2011-09-23 17:06:06”Crystal structure of a monomeric retroviral protease solved by protein folding game players-Supplementary info.” http://t.co/xty7hUjx (pdf)
2011-09-23 17:54:42データのResolution 43.3-1.63Åか。余程位相が悪かったって事か? Table 1 Data collection and refinement statistics (molecular replacement) http://t.co/CzzMTPOe
2011-09-23 18:00:28分子置換の初期モデルと最終的に得られた構造の比較は、このFig.3が分かり易い。4つ全てで青が得られた構造。aの緑が最後の決定打となったmimiさんによるFolditモデル。他の3つはNMRの構造を元にしたRosettaモデル。 http://t.co/CzzMTPOe
2011-09-23 19:00:11X線結晶構造解析の流れは大まかにこちら。 http://t.co/8eg3Z9pA 図2の左から2番目がデータ、3番目の黒い円が実験データから計算(フーリエ合成)で得られる電子密度で、分解能が良ければ(だいたい2Å以上程度だっけ?)アミノ酸の側鎖の形までがある程度判別可能。(続
2011-09-23 19:48:04アミノ酸側鎖の電子密度に対して、プログラムを使って側鎖を合わせる作業はこのPDF http://t.co/DOGUtXvZ の7ページが分かり易い。
2011-09-23 19:53:23そのPDF9ページにある様に個々のアミノ酸の形は特徴があり、その密度図に合わせてアミノ酸を置いていく様は、ある意味確かに3Dゲーム的。更にゲノム計画等を通して(パーツである)アミノ酸の配列が分かって来たので、配列が分かっていればあとはデータの分解能次第と思われる。(続
2011-09-23 19:59:43おそらく今回のプロテアーゼの結晶のケースはフーリエ合成の位相の決定に難があって進展しなかったのではないか、と思われ。結果的に得られる電子密度の絵がクリアでない、と。(続
2011-09-23 20:07:28その結果図2の構造計算のプロセスに「最適化」とある部分で、アミノ酸を置いて出来た分子モデルからデータを逆計算し、データとの誤差を小さくして行く過程に難が。(いわゆるR-factorが下がらん、とかゆう)(続
2011-09-23 20:09:30で、これまで配列「だけ」から立体構造を明かにしよう、と言うたんぱく質構造予測で得られた知見を生かしてゲーム化したFolditにおすがりしたら?、と。配列によってαヘリックス等取りやすい構造があるのは分かってきてるので。(続
2011-09-23 20:13:18つまり先の図2の最適化の過程で、分子モデルの構築を実験から得られた電子密度に基づかずに、Folditさまのおりこうさま!と。まぁ小さいのでパラメータも少ないので。そうしたら、始めて3週間でこの最適化のプロセスクリア!で、立体構造決定にゲーマーも貢献ってところかと。

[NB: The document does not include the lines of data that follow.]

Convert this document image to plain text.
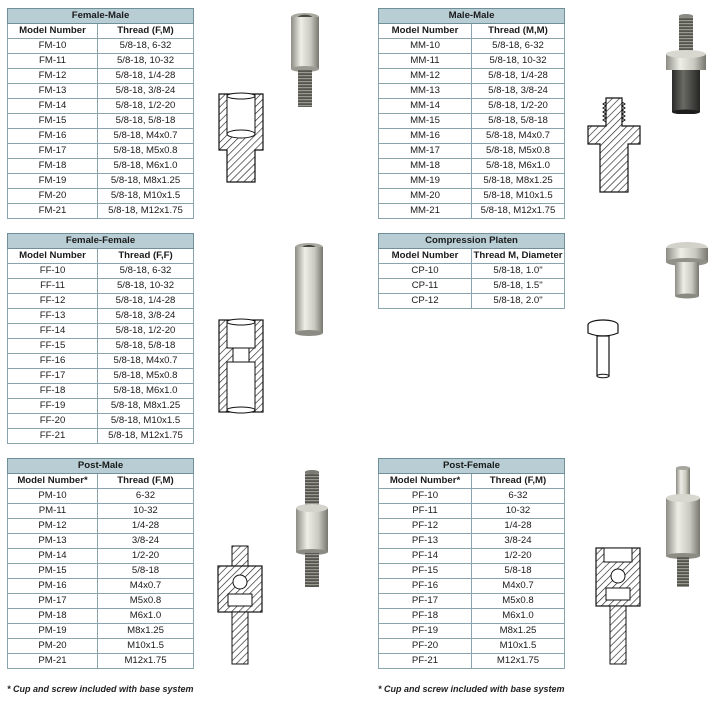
Female-Male	
Model Number	Thread (F,M)
FM-10	5/8-18, 6-32
FM-11	5/8-18, 10-32
FM-12	5/8-18, 1/4-28
FM-13	5/8-18, 3/8-24
FM-14	5/8-18, 1/2-20
FM-15	5/8-18, 5/8-18
FM-16	5/8-18, M4x0.7
FM-17	5/8-18, M5x0.8
FM-18	5/8-18, M6x1.0
FM-19	5/8-18, M8x1.25
FM-20	5/8-18, M10x1.5
FM-21	5/8-18, M12x1.75
Male-Male	
Model Number	Thread (M,M)
MM-10	5/8-18, 6-32
MM-11	5/8-18, 10-32
MM-12	5/8-18, 1/4-28
MM-13	5/8-18, 3/8-24
MM-14	5/8-18, 1/2-20
MM-15	5/8-18, 5/8-18
MM-16	5/8-18, M4x0.7
MM-17	5/8-18, M5x0.8
MM-18	5/8-18, M6x1.0
MM-19	5/8-18, M8x1.25
MM-20	5/8-18, M10x1.5
MM-21	5/8-18, M12x1.75
Female-Female	
Model Number	Thread (F,F)
FF-10	5/8-18, 6-32
FF-11	5/8-18, 10-32
FF-12	5/8-18, 1/4-28
FF-13	5/8-18, 3/8-24
FF-14	5/8-18, 1/2-20
FF-15	5/8-18, 5/8-18
FF-16	5/8-18, M4x0.7
FF-17	5/8-18, M5x0.8
FF-18	5/8-18, M6x1.0
FF-19	5/8-18, M8x1.25
FF-20	5/8-18, M10x1.5
FF-21	5/8-18, M12x1.75
Compression Platen	
Model Number	Thread M, Diameter
CP-10	5/8-18, 1.0"
CP-11	5/8-18, 1.5"
CP-12	5/8-18, 2.0"
Post-Male	
Model Number*	Thread (F,M)
PM-10	6-32
PM-11	10-32
PM-12	1/4-28
PM-13	3/8-24
PM-14	1/2-20
PM-15	5/8-18
PM-16	M4x0.7
PM-17	M5x0.8
PM-18	M6x1.0
PM-19	M8x1.25
PM-20	M10x1.5
PM-21	M12x1.75
Post-Female	
Model Number*	Thread (F,M)
PF-10	6-32
PF-11	10-32
PF-12	1/4-28
PF-13	3/8-24
PF-14	1/2-20
PF-15	5/8-18
PF-16	M4x0.7
PF-17	M5x0.8
PF-18	M6x1.0
PF-19	M8x1.25
PF-20	M10x1.5
PF-21	M12x1.75
* Cup and screw included with base system	* Cup and screw included with base system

2011-09-23 20:19:44で、この論文の肝心なところを理解するには、どうしてもX線結晶構造解析のキモの部分の「フーリエ合成」のハナシは避けて通れないハナシ。
2011-09-27 00:05:34要はこのPDF http://t.co/DOGUtXvZ なんかにもある、 電子密度ρ(x y z)=1/V ΣΣΣ |F(h k l)|exp[-2πi(hx + ky + lz) + iα(h k l)] と言う式の意味。
2011-09-27 00:10:46で、このフーリエ合成の式が意味するところは、「ある区間の関数を三角関数の和で表現しませう」と言うもの。かつ(詳しい事は省くケド)整数倍の(空間)周波数の三角関数でおk、と言うもの。
2011-09-27 00:21:19と言ってみても、分かんねーよ、と言う方のために、具体的に素数とか使わずに、かつ一次元だけにしてオマケに長さを1として書くと、
2011-09-27 00:32:48電子密度ρ= A0 + Σ An sin(nx + φn) (和は1、2、3…と反射のある限り)となる。
2011-09-27 00:37:48要は、電子「密度」なので、この式を積分してみると分かる様に、Σの中の三角関数は全区間で積分すれば0、残るのはA0だけ。
2011-09-27 00:46:01言い換えれば、区間内の電子数A0に対して、ある値xの密度の「デコボコ」を表しているのが、Σの中の三角関数、と言う事。